The usual interpretation of the parable that follows goes something like this: God is the king. The first slave owes an enormous debt to the king, and the king feels pity and forgives him the whole debt. (Just as God forgives our debt/sin/trespasses.) The first slave then finds the second one, who owes him a small amount. The second slave pleads for mercy, but the first shows him none. The king is furious. (Just as, presumably, God is furious when we refuse to forgive someone, forgetting the enormity of forgiveness we’ve received.)
For so many of us, though, the toughest person in the world to forgive is ourselves. This is especially true, perhaps, for those with depression. What does this passage say to someone who can’t forgive themselves?
Well, let’s sketch out the story. We’ll refer to our depressed slave as Mel, short for Melancholy.
The king demands a reckoning of the debts of all his slaves, and he calls Mel before him. He discovers that Mel’s debt is quite substantial. Mel, wracked with guilt, apologizes profusely. He doesn’t ask for mercy, knowing he deserves the punishment. The king, nonetheless, is moved by Mel’s honesty and emotion, and forgives him the whole debt. Mel thanks the king and walks away. As he’s going out, he realizes that the king was wrong to forgive him. He deserves punishment. The mistakes he has made are too severe, too numerous. “I should have known better,” he tells himself over and over again. “I should have known better, and I should have done better.” He thinks about what it means that the king has forgiven him. “I have a second chance,” he says, “but I’ll just screw this one up as well. I’ll never change. I can’t change.
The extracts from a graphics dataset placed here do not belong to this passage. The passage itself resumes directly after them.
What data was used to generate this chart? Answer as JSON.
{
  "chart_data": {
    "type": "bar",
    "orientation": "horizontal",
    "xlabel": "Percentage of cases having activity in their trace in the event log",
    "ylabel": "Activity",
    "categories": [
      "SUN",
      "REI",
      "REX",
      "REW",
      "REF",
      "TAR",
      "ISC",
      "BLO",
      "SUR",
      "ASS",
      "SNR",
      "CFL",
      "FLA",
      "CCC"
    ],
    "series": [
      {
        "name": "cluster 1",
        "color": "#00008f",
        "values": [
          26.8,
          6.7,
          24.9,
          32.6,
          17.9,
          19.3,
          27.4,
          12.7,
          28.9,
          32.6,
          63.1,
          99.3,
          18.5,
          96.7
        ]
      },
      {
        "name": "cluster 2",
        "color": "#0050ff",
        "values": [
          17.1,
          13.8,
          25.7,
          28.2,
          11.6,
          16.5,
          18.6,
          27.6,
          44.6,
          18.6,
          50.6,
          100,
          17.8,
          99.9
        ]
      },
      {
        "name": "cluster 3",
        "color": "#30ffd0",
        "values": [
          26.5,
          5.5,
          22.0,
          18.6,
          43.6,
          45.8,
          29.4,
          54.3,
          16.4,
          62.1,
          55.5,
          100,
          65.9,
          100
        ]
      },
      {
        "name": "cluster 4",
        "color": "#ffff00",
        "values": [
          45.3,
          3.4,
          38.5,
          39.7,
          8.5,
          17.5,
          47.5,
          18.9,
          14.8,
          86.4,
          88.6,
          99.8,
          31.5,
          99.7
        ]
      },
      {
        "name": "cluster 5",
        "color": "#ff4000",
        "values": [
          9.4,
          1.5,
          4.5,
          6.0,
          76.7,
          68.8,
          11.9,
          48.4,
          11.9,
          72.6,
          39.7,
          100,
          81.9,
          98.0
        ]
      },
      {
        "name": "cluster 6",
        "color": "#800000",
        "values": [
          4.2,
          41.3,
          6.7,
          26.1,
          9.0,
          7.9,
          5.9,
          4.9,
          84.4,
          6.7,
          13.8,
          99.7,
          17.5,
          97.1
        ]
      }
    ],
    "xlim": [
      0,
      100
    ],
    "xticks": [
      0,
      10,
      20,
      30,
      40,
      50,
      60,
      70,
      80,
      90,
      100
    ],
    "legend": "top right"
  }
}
I simply can’t.”
Mel sits in a corner and weeps. He has no hope. Eventually, his fellow slaves find him, and tell the king about him. The king calls him back, and says, “I forgave you all that debt when you came before me. Should you not also have mercy on yourself, as I had mercy on you?’ And in sadness the king said, “You’ll end up torturing yourself like this until you pay your entire debt.” To himself, the king added, “And you’ll never pay it off.”
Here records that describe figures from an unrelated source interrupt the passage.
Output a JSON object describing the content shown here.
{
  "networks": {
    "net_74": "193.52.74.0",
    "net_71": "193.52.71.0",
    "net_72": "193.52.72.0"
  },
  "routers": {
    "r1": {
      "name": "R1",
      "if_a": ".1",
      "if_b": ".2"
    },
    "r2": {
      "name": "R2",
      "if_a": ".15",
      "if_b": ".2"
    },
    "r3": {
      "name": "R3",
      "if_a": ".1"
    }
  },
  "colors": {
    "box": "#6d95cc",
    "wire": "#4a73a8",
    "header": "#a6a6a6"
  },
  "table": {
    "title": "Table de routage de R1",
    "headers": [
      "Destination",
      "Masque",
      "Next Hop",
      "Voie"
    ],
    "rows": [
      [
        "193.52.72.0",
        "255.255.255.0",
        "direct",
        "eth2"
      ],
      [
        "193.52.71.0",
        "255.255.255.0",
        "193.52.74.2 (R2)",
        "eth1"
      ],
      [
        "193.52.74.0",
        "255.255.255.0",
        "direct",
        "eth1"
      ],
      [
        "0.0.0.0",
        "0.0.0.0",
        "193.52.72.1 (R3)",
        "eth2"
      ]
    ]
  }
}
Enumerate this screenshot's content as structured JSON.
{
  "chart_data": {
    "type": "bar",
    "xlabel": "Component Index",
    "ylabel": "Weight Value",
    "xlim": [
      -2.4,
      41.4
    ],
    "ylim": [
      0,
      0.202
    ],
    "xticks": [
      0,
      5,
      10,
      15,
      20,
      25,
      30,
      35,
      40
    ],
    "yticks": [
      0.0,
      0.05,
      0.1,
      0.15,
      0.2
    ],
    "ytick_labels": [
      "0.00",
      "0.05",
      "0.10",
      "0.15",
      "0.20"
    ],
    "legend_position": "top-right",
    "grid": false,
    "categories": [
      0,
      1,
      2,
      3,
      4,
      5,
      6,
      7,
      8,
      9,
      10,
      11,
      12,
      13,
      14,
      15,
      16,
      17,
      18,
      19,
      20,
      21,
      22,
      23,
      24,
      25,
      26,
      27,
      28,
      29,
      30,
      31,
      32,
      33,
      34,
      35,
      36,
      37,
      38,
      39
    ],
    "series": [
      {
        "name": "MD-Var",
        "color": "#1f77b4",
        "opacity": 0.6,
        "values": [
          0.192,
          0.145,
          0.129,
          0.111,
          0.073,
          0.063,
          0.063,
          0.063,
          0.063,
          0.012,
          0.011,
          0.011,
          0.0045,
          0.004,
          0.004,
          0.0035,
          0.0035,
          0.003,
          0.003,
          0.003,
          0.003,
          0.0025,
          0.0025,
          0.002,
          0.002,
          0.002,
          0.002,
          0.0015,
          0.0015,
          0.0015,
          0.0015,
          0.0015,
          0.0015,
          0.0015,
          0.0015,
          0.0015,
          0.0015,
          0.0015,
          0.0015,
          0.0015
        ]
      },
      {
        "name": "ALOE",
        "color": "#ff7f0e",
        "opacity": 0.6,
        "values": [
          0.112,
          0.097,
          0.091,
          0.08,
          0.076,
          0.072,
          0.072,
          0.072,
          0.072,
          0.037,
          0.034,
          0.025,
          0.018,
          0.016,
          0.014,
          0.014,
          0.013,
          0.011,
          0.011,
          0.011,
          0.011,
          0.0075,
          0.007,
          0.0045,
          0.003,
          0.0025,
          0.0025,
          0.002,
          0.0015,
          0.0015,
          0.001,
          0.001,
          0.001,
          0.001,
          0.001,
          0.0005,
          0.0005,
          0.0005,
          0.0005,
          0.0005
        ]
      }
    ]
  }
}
When we cannot forgive ourselves, we cannot accept forgiveness from others, not even from God. That’s a tough nut to crack, from a homiletical or pastoral standpoint. How do we convince someone in such desolation that God actually forgives them? They think that God must be wrong to do so. They welcome God’s condemnation, and in its absence, they condemn themselves. (I know this feeling from experience, and I don’t honestly know how someone could reach me in that state.)
Perhaps the best that can be done is to proclaim as boldly as possible that God’s forgiveness is real. And that God’s forgiveness is assured. And that God’s forgiveness is freely given. And that God’s forgiveness calls us to do the difficult work of forgiving, even that most difficult work of forgiving ourselves.